Diese Position der Europäischen Linken muss ausgebaut werden. Die Vorstellungen mancher Linker von einem Rückzug aus dem europäischen Projekt und der Mobilisierung je nationaler Bewegungen sind völlig unrealistisch. Isoliert würde keine nationale linke Bewegung und auch keine Wirtschaft sich gegen eine Offensive des transnationalen Kapitals behaupten können. Ganz davon abgesehen, dass national keine Mehrheiten für eine solche fundamentale Umorientierung der Politik in Sicht sind. Anders sieht es auf europäischer Ebene aus. Syriza hat in Griechenland die realistische Möglichkeit, zur stärksten Partei zu werden. Ein Erfolg bei den EU-Wahlen wäre der erste Schritt zur Übernahme der Regierung. Syriza will dann mit der EU-Kommission, der Troika und allen Austerity-Gewaltigen in Europa die Bedingungen der Sanierung des Landes und die Umorganisation des gesamten Europa-Gebäudes neu verhandeln. Die Schulden müssen untersucht und neu bewertet werden. Nur ein Bruchteil davon wäre zurück zu zahlen. Die Beziehungen zwischen den EU- und Euroländern wären gründlich zu überarbeiten. Ziel wären nicht zuletzt ausgeglichene Leistungsbilanzen, so dass kein Land mehr zum Schuldner und keines mehr zum allgewaltigen Gläubiger des anderen werden könnte. Statt hemmungslosem Wettbewerb und der Dominanz des wirtschaftlich Stärkeren wäre ein ökonomisches, soziales und ökologisches Modell anzustreben, das auf Solidarität, sozialer Gerechtigkeit und Souveränität der Völker beruht.

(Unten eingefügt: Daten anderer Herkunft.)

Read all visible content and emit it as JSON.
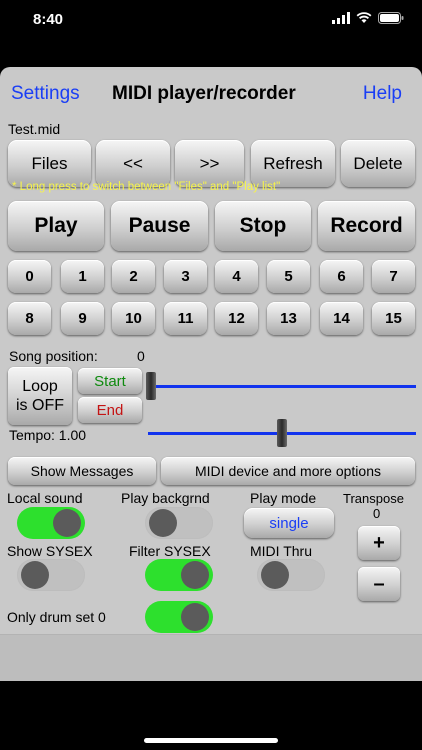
{
  "status_bar": {
    "time": "8:40"
  },
  "nav": {
    "settings": "Settings",
    "title": "MIDI player/recorder",
    "help": "Help"
  },
  "file_name": "Test.mid",
  "file_buttons": {
    "files": "Files",
    "prev": "<<",
    "next": ">>",
    "refresh": "Refresh",
    "delete": "Delete"
  },
  "hint": {
    "star": "*",
    "text": "* Long press to switch between \"Files\" and \"Play list\""
  },
  "transport": {
    "play": "Play",
    "pause": "Pause",
    "stop": "Stop",
    "record": "Record"
  },
  "channels": [
    "0",
    "1",
    "2",
    "3",
    "4",
    "5",
    "6",
    "7",
    "8",
    "9",
    "10",
    "11",
    "12",
    "13",
    "14",
    "15"
  ],
  "song_position": {
    "label": "Song position:",
    "value": "0"
  },
  "loop": {
    "line1": "Loop",
    "line2": "is OFF",
    "start": "Start",
    "end": "End"
  },
  "tempo": {
    "label": "Tempo: 1.00"
  },
  "options": {
    "show_messages": "Show Messages",
    "midi_device": "MIDI device and more options"
  },
  "toggles": {
    "local_sound": {
      "label": "Local sound",
      "state": "on"
    },
    "play_background": {
      "label": "Play backgrnd",
      "state": "off"
    },
    "show_sysex": {
      "label": "Show SYSEX",
      "state": "off"
    },
    "filter_sysex": {
      "label": "Filter SYSEX",
      "state": "on"
    },
    "midi_thru": {
      "label": "MIDI Thru",
      "state": "off"
    },
    "only_drum_set": {
      "label": "Only drum set 0",
      "state": "on"
    }
  },
  "play_mode": {
    "label": "Play mode",
    "value": "single"
  },
  "transpose": {
    "label": "Transpose",
    "value": "0",
    "plus": "+",
    "minus": "–"
  },
  "colors": {
    "accent_blue": "#1a3ef5",
    "toggle_on": "#2de02d",
    "start_green": "#0f8a0f",
    "end_red": "#c41414",
    "hint_yellow": "#f7f54a"
  }
}
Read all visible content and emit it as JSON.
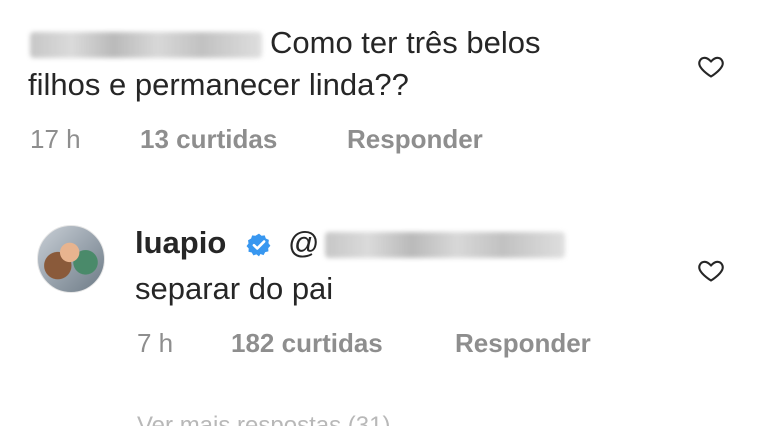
{
  "comment": {
    "text_line1": "Como ter três belos",
    "text_line2": "filhos e permanecer linda??",
    "time": "17 h",
    "likes": "13 curtidas",
    "reply": "Responder"
  },
  "reply": {
    "username": "luapio",
    "mention_prefix": "@",
    "text": "separar do pai",
    "time": "7 h",
    "likes": "182 curtidas",
    "reply": "Responder"
  },
  "footer": {
    "more_replies": "Ver mais respostas (31)"
  },
  "icons": {
    "heart": "heart-outline-icon",
    "verified": "verified-badge-icon"
  },
  "colors": {
    "meta_gray": "#8e8e8e",
    "verified_blue": "#3897f0"
  }
}
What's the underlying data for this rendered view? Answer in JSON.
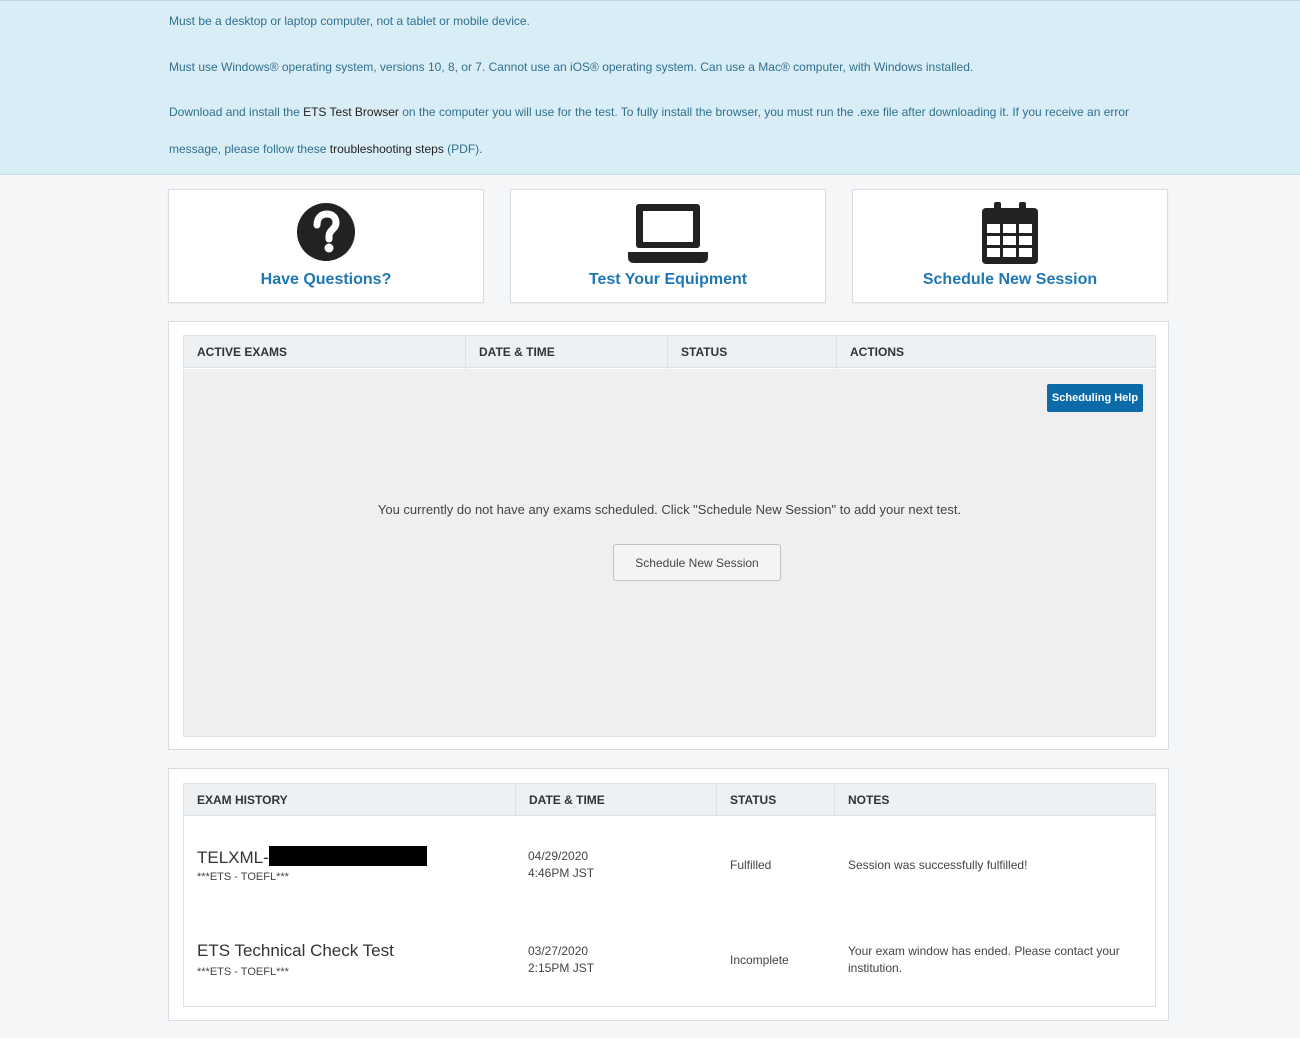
{
  "notice": {
    "line1": "Must be a desktop or laptop computer, not a tablet or mobile device.",
    "line2": "Must use Windows® operating system, versions 10, 8, or 7. Cannot use an iOS® operating system. Can use a Mac® computer, with Windows installed.",
    "line3_before": "Download and install the ",
    "line3_link": "ETS Test Browser",
    "line3_after": " on the computer you will use for the test. To fully install the browser, you must run the .exe file after downloading it. If you receive an error",
    "line4_before": "message, please follow these ",
    "line4_link": "troubleshooting steps",
    "line4_after": " (PDF)."
  },
  "tiles": [
    {
      "label": "Have Questions?",
      "icon": "question-circle-icon"
    },
    {
      "label": "Test Your Equipment",
      "icon": "laptop-icon"
    },
    {
      "label": "Schedule New Session",
      "icon": "calendar-icon"
    }
  ],
  "active": {
    "headers": [
      "ACTIVE EXAMS",
      "DATE & TIME",
      "STATUS",
      "ACTIONS"
    ],
    "help_button": "Scheduling Help",
    "empty_message": "You currently do not have any exams scheduled. Click \"Schedule New Session\" to add your next test.",
    "schedule_button": "Schedule New Session"
  },
  "history": {
    "headers": [
      "EXAM HISTORY",
      "DATE & TIME",
      "STATUS",
      "NOTES"
    ],
    "rows": [
      {
        "name": "TELXML-",
        "sub": "***ETS - TOEFL***",
        "date": "04/29/2020",
        "time": "4:46PM JST",
        "status": "Fulfilled",
        "notes1": "Session was successfully fulfilled!",
        "notes2": ""
      },
      {
        "name": "ETS Technical Check Test",
        "sub": "***ETS - TOEFL***",
        "date": "03/27/2020",
        "time": "2:15PM JST",
        "status": "Incomplete",
        "notes1": "Your exam window has ended. Please contact your",
        "notes2": "institution."
      }
    ]
  },
  "colors": {
    "accent": "#1f77b4",
    "button": "#0b6aa8",
    "notice_bg": "#d9edf6"
  }
}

Eine solche Politik könnte nur dann erfolgreich sein, wenn sie nicht nur in Griechenland eine Mehrheit bei den Wählern fände, sondern von einer sozialen Massenbewegung in ganz Europa unterstützt würde. Der Umschwung in Griechenland könnte den Impuls für eine Kehrtwende in Europa auslösen. Deshalb sind die EU-Wahlen 2014 von besonders großer Bedeutung. Jede Stimme mehr für die Parteien der Europäischen Linken ist eine Stimme für diese Kehrtwende, die in Sichtweite rückt. Sie ist ein Impuls für die sozialen Bewegungen und die Gewerkschaften, ohne deren aktives Eingreifen in die Auseinandersetzungen ein alternatives Europa nicht zustande kommen kann.